Novak Djokovic’s Kosovo remarks condemned by the French Minister of Sports

Novak Djokovic hushes crowd

In response to Novak Djokovic’s statement that Kosovo was at the “heart of Serbia” in a message he sent after winning the first round of Roland Garros, France’s minister of sport slammed the 22-time Major champion on Wednesday.

Djokovic wrote “Kosovo is the heart of Serbia.

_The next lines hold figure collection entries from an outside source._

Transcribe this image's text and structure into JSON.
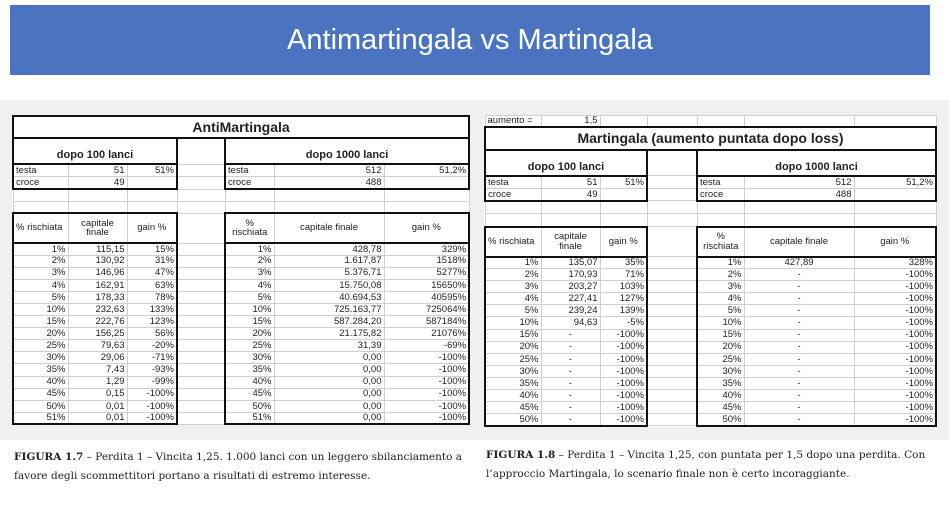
{
  "banner": {
    "title": "Antimartingala vs Martingala"
  },
  "left": {
    "title": "AntiMartingala",
    "h100": "dopo 100 lanci",
    "h1000": "dopo 1000 lanci",
    "testa": "testa",
    "croce": "croce",
    "t100": "51",
    "t100p": "51%",
    "c100": "49",
    "t1000": "512",
    "t1000p": "51,2%",
    "c1000": "488",
    "col_risk": "% rischiata",
    "col_risk2": "% rischiata",
    "col_cap": "capitale finale",
    "col_cap2": "capitale finale",
    "col_gain": "gain %",
    "rows": [
      [
        "1%",
        "115,15",
        "15%",
        "1%",
        "428,78",
        "329%"
      ],
      [
        "2%",
        "130,92",
        "31%",
        "2%",
        "1.617,87",
        "1518%"
      ],
      [
        "3%",
        "146,96",
        "47%",
        "3%",
        "5.376,71",
        "5277%"
      ],
      [
        "4%",
        "162,91",
        "63%",
        "4%",
        "15.750,08",
        "15650%"
      ],
      [
        "5%",
        "178,33",
        "78%",
        "5%",
        "40.694,53",
        "40595%"
      ],
      [
        "10%",
        "232,63",
        "133%",
        "10%",
        "725.163,77",
        "725064%"
      ],
      [
        "15%",
        "222,76",
        "123%",
        "15%",
        "587.284,20",
        "587184%"
      ],
      [
        "20%",
        "156,25",
        "56%",
        "20%",
        "21.175,82",
        "21076%"
      ],
      [
        "25%",
        "79,63",
        "-20%",
        "25%",
        "31,39",
        "-69%"
      ],
      [
        "30%",
        "29,06",
        "-71%",
        "30%",
        "0,00",
        "-100%"
      ],
      [
        "35%",
        "7,43",
        "-93%",
        "35%",
        "0,00",
        "-100%"
      ],
      [
        "40%",
        "1,29",
        "-99%",
        "40%",
        "0,00",
        "-100%"
      ],
      [
        "45%",
        "0,15",
        "-100%",
        "45%",
        "0,00",
        "-100%"
      ],
      [
        "50%",
        "0,01",
        "-100%",
        "50%",
        "0,00",
        "-100%"
      ],
      [
        "51%",
        "0,01",
        "-100%",
        "51%",
        "0,00",
        "-100%"
      ]
    ]
  },
  "right": {
    "aumento_label": "aumento =",
    "aumento": "1,5",
    "title": "Martingala (aumento puntata dopo loss)",
    "h100": "dopo 100 lanci",
    "h1000": "dopo 1000 lanci",
    "testa": "testa",
    "croce": "croce",
    "t100": "51",
    "t100p": "51%",
    "c100": "49",
    "t1000": "512",
    "t1000p": "51,2%",
    "c1000": "488",
    "col_risk": "% rischiata",
    "col_risk2": "% rischiata",
    "col_cap": "capitale finale",
    "col_cap2": "capitale finale",
    "col_gain": "gain %",
    "rows": [
      [
        "1%",
        "135,07",
        "35%",
        "1%",
        "427,89",
        "328%"
      ],
      [
        "2%",
        "170,93",
        "71%",
        "2%",
        "-",
        "-100%"
      ],
      [
        "3%",
        "203,27",
        "103%",
        "3%",
        "-",
        "-100%"
      ],
      [
        "4%",
        "227,41",
        "127%",
        "4%",
        "-",
        "-100%"
      ],
      [
        "5%",
        "239,24",
        "139%",
        "5%",
        "-",
        "-100%"
      ],
      [
        "10%",
        "94,63",
        "-5%",
        "10%",
        "-",
        "-100%"
      ],
      [
        "15%",
        "-",
        "-100%",
        "15%",
        "-",
        "-100%"
      ],
      [
        "20%",
        "-",
        "-100%",
        "20%",
        "-",
        "-100%"
      ],
      [
        "25%",
        "-",
        "-100%",
        "25%",
        "-",
        "-100%"
      ],
      [
        "30%",
        "-",
        "-100%",
        "30%",
        "-",
        "-100%"
      ],
      [
        "35%",
        "-",
        "-100%",
        "35%",
        "-",
        "-100%"
      ],
      [
        "40%",
        "-",
        "-100%",
        "40%",
        "-",
        "-100%"
      ],
      [
        "45%",
        "-",
        "-100%",
        "45%",
        "-",
        "-100%"
      ],
      [
        "50%",
        "-",
        "-100%",
        "50%",
        "-",
        "-100%"
      ]
    ]
  },
  "captions": {
    "fig7_label": "FIGURA 1.7",
    "fig7_text": " – Perdita 1 – Vincita 1,25. 1.000 lanci con un leggero sbilanciamento a favore degli scommettitori portano a risultati di estremo interesse.",
    "fig8_label": "FIGURA 1.8",
    "fig8_text": " – Perdita 1 – Vincita 1,25, con puntata per 1,5 dopo una perdita. Con l’approccio Martingala, lo scenario finale non è certo incoraggiante."
  }
}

Stop the violence” on a camera on Monday at Roland Garros amid clashes between ethnic Albanians and Serbs in the territory.

Kosovo, which is mostly populated by Muslim ethnic Albanians, seceded from the former Yugoslavia in the late 1990s and proclaimed independence in 2008—a decision that has not been recognised by Serbia.

In a message delivered on broadcaster France 2, French Sports Minister Amelie Oudea-Castera labelled Djokovic’s message “not appropriate, clearly”.

“There’s a principle of neutrality for the field of play.

“When you carry messages about defending human rights, messages that bring people together around universal values, a sportsperson is free to express them.

“But in this case it was a message that is very activist, that is very political. You shouldn’t get involved, especially in the current circumstances, and it shouldn’t happen again,” added Oudea-Castera, who is the former head of the French tennis federation.

The director of Roland Garros, Amelie Mauresmo, had communicated with Djokovic and his group, according to Oudea-Castera.

In clashes with ethnic Serb protesters on Monday during demonstrations against the election of ethnic Albanian mayors in northern Kosovo, thirty troops from a NATO-led peacekeeping force were wounded.

The European Union and other Western nations have urged calm amid reportedly rising tensions.

Djokovic has defended his message from Paris.

“Kosovo is our cradle, our stronghold, centre of the most important things for our country… There are many reasons why I wrote that on the camera,” Djokovic told Serbian media at Roland Garros.

“Of course it hurts me very much as a Serb to see what is happening in Kosovo and the way our people have been practically expelled from the municipal offices, so the least I could do was this,” added Djokovic, whose father was born in Kosovo.

Djokovic is chasing what would be a record-setting 23rd Grand Slam men’s singles title in Paris and will face Marton Fucsovics of Hungary in the second round on Wednesday evening.

The Roland Garros ethics charter forbids any expression of political or religious views. Still, neither organisers nor the French Tennis Federation have announced any intention to take disciplinary action against Djokovic for his statements.